Cancer : Pierre Dimba exhorte les entreprises à respecter le délai de juin pour la livraison du CNROM de Grand-Bassam
C’est un projet qui suscite de grands espoirs pour le traitement et la prise en charge des cancers en Côte d’Ivoire. Aussi fait-il l’objet d’une attention très particulière. Le Centre national de radiothérapie et d’oncologie médical de Grand-Bassam (CNROM), au cœur de cette ambition, a de nouveau reçu la visite, hier jeudi 9 avril 2026, du ministre de la Santé, de l’Hygiène publique et de la Couverture Maladie Universelle, Pierre N’Gou Dimba.
Accompagné du ministre délégué en charge de l’Enseignement technique et député-maire de Grand-Bassam, Jean-Louis Moulot, ainsi que du préfet du département, Mme Nassou Sidibé, le ministre est venu constater l’avancement des travaux de cet « hôpital hyper important ».

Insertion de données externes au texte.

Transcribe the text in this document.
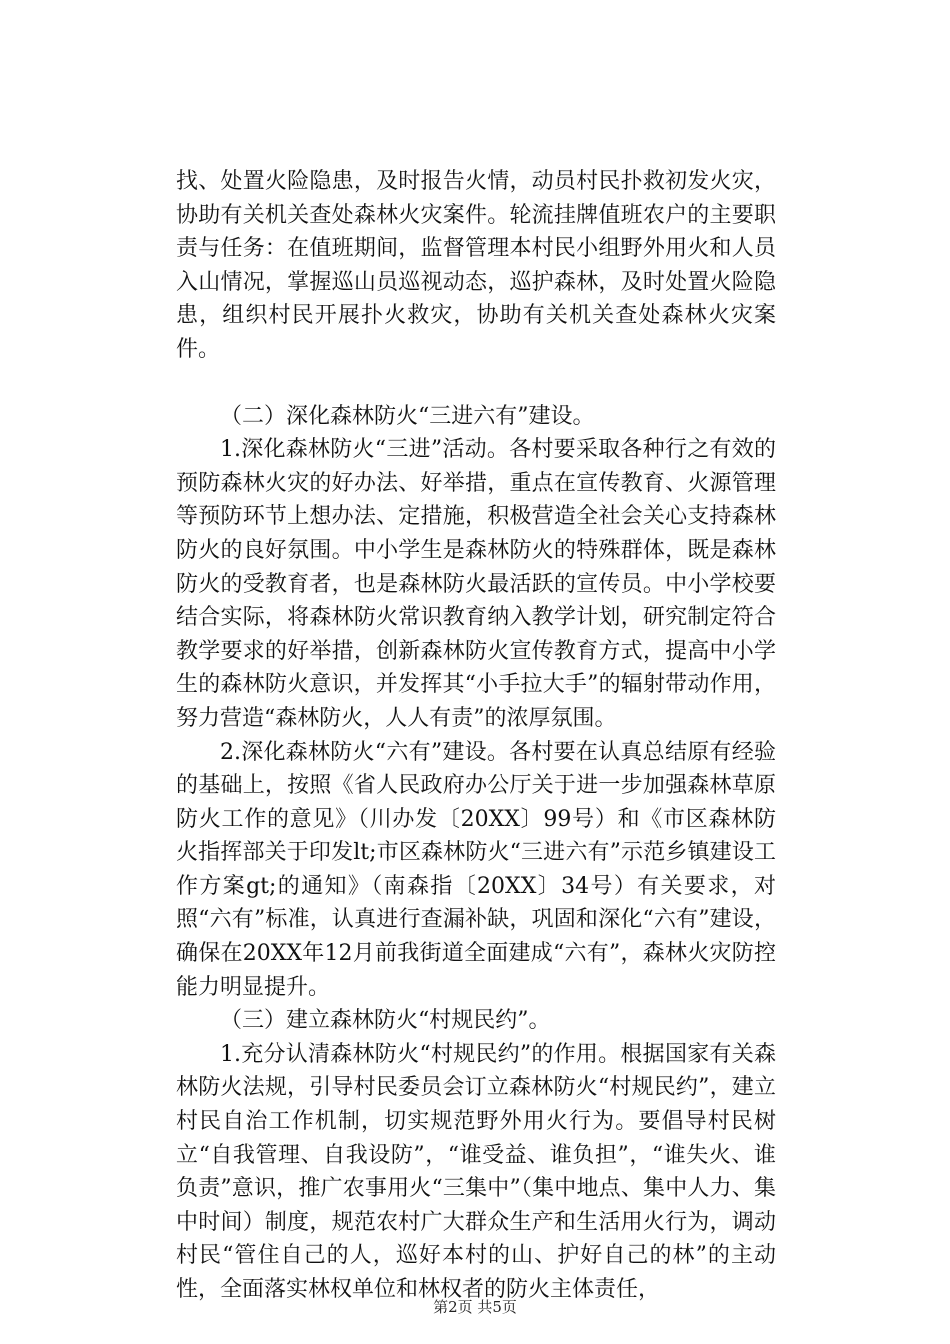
找、处置火险隐患，及时报告火情，动员村民扑救初发火灾，协助有关机关查处森林火灾案件。轮流挂牌值班农户的主要职责与任务：在值班期间，监督管理本村民小组野外用火和人员入山情况，掌握巡山员巡视动态，巡护森林，及时处置火险隐患，组织村民开展扑火救灾，协助有关机关查处森林火灾案件。

（二）深化森林防火“三进六有”建设。

1.深化森林防火“三进”活动。各村要采取各种行之有效的预防森林火灾的好办法、好举措，重点在宣传教育、火源管理等预防环节上想办法、定措施，积极营造全社会关心支持森林防火的良好氛围。中小学生是森林防火的特殊群体，既是森林防火的受教育者，也是森林防火最活跃的宣传员。中小学校要结合实际，将森林防火常识教育纳入教学计划，研究制定符合教学要求的好举措，创新森林防火宣传教育方式，提高中小学生的森林防火意识，并发挥其“小手拉大手”的辐射带动作用，努力营造“森林防火，人人有责”的浓厚氛围。

2.深化森林防火“六有”建设。各村要在认真总结原有经验的基础上，按照《省人民政府办公厅关于进一步加强森林草原防火工作的意见》（川办发〔20XX〕99号）和《市区森林防火指挥部关于印发lt;市区森林防火“三进六有”示范乡镇建设工作方案gt;的通知》（南森指〔20XX〕34号）有关要求，对照“六有”标准，认真进行查漏补缺，巩固和深化“六有”建设，确保在20XX年12月前我街道全面建成“六有”，森林火灾防控能力明显提升。

（三）建立森林防火“村规民约”。

1.充分认清森林防火“村规民约”的作用。根据国家有关森林防火法规，引导村民委员会订立森林防火“村规民约”，建立村民自治工作机制，切实规范野外用火行为。要倡导村民树立“自我管理、自我设防”，“谁受益、谁负担”，“谁失火、谁负责”意识，推广农事用火“三集中”（集中地点、集中人力、集中时间）制度，规范农村广大群众生产和生活用火行为，调动村民“管住自己的人，巡好本村的山、护好自己的林”的主动性，全面落实林权单位和林权者的防火主体责任，

第2页 共5页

La délégation a visité plusieurs services notamment la médecine nucléaire, le service d’imagerie, les chambres d’hospitalisation, les salles spécialisées appelées salles plombées pour les traitements spéciaux, le bloc opératoire, les 12 salles de réanimation et le laboratoire.
Livrant ses impressions à la fin de la visite, Pierre N’gou Dimba a indiqué que les travaux progressent. Toutefois, quelques coordinations restent à faire avec l’entreprise et l’ensemble des intervenants. « Ce centre est le deuxième centre de traitement de cancer dans notre pays. Mais le plus grand, avec plus de services, d’équipements et d’innovations. Le chantier est prévu s’achever d’ici juin. Nous avons fait un tour pour nous assurer que la date sera tenue », a-t-il indiqué, avant d’ajouter : « Les choses progressent, il faut redoubler d’effort et maintenir l’engagement afin que nous tenions dans la date indiquée. Pour nous, ce chantier doit être inauguré avant le dernier trimestre de l’année ».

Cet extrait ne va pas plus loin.